I think the automatic doors at Art Center don’t open for you when they sense that you’re a failure. For the first time ever at school, I had to practically force a door to swing open. It comes as no surprise as due to my failure at time management that I failed to turn in my mid-term project for Design 2.
Admittedly, I was smug in assuming that all would go well in the design and print. However, it never fails to take into consideration Murphy’s Law in scenarios like this. My printer broke. And although tragic, it is really no excuse. Let this be a lesson to myself, for the millionth time, to never do shit at the last minute. I felt like I not only let myself down, but also my instructor and classmates (who I know they themselves struggled to get this project out the door) as well.

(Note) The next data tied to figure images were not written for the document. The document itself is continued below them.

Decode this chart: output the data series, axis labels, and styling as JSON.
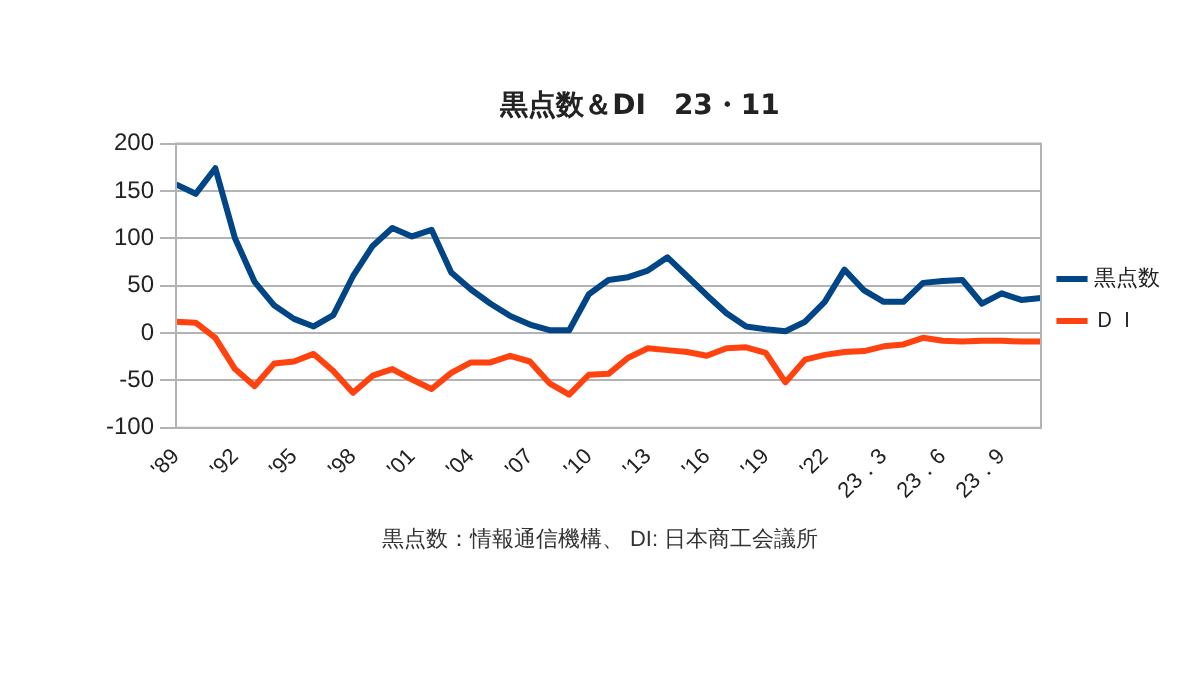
{
  "chart_data": {
    "type": "line",
    "title": "黒点数＆DI　23・11",
    "categories": [
      "'89",
      null,
      null,
      "'92",
      null,
      null,
      "'95",
      null,
      null,
      "'98",
      null,
      null,
      "'01",
      null,
      null,
      "'04",
      null,
      null,
      "'07",
      null,
      null,
      "'10",
      null,
      null,
      "'13",
      null,
      null,
      "'16",
      null,
      null,
      "'19",
      null,
      null,
      "'22",
      null,
      null,
      "23．3",
      null,
      null,
      "23．6",
      null,
      null,
      "23．9",
      null,
      null
    ],
    "series": [
      {
        "name": "黒点数",
        "color": "#004586",
        "values": [
          157,
          147,
          174,
          100,
          54,
          29,
          15,
          7,
          19,
          60,
          92,
          111,
          102,
          109,
          64,
          46,
          31,
          18,
          9,
          3,
          3,
          41,
          56,
          59,
          66,
          80,
          60,
          40,
          21,
          7,
          4,
          2,
          12,
          33,
          67,
          45,
          33,
          33,
          53,
          55,
          56,
          31,
          42,
          35,
          37
        ]
      },
      {
        "name": "ＤＩ",
        "color": "#ff420e",
        "values": [
          12,
          11,
          -5,
          -38,
          -56,
          -32,
          -30,
          -22,
          -40,
          -63,
          -45,
          -38,
          -49,
          -59,
          -42,
          -31,
          -31,
          -24,
          -30,
          -53,
          -65,
          -44,
          -43,
          -26,
          -16,
          -18,
          -20,
          -24,
          -16,
          -15,
          -21,
          -52,
          -28,
          -23,
          -20,
          -19,
          -14,
          -12,
          -5,
          -8,
          -9,
          -8,
          -8,
          -9,
          -9
        ]
      }
    ],
    "ylim": [
      -100,
      200
    ],
    "yticks": [
      -100,
      -50,
      0,
      50,
      100,
      150,
      200
    ],
    "grid": "y",
    "legend": "right",
    "marker": "none",
    "line_style": "solid",
    "annotations": [
      "黒点数：情報通信機構、 DI: 日本商工会議所"
    ]
  }
}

I had the courage to personally tell my instructor, Jon, that I didn’t have the project done. At his suggestion, and in the confidence that this indeed would not happen again, I attended class anyway. My grade would be reduced because of the missed assignment. I told him that that was only fair. It was weird in that I felt my shame as well as the sincere honor of seeing my classmates’ beautiful creations. It was a weird, emotional day for me. I was silent during the crits. I felt I couldn’t measure up. The experience was terrifying.
Today wasn’t the end of the world; I still have until the final to make up this class. But I was terribly disappointed in myself. With all the people that love me and believe in me–I failed. I make no excuse.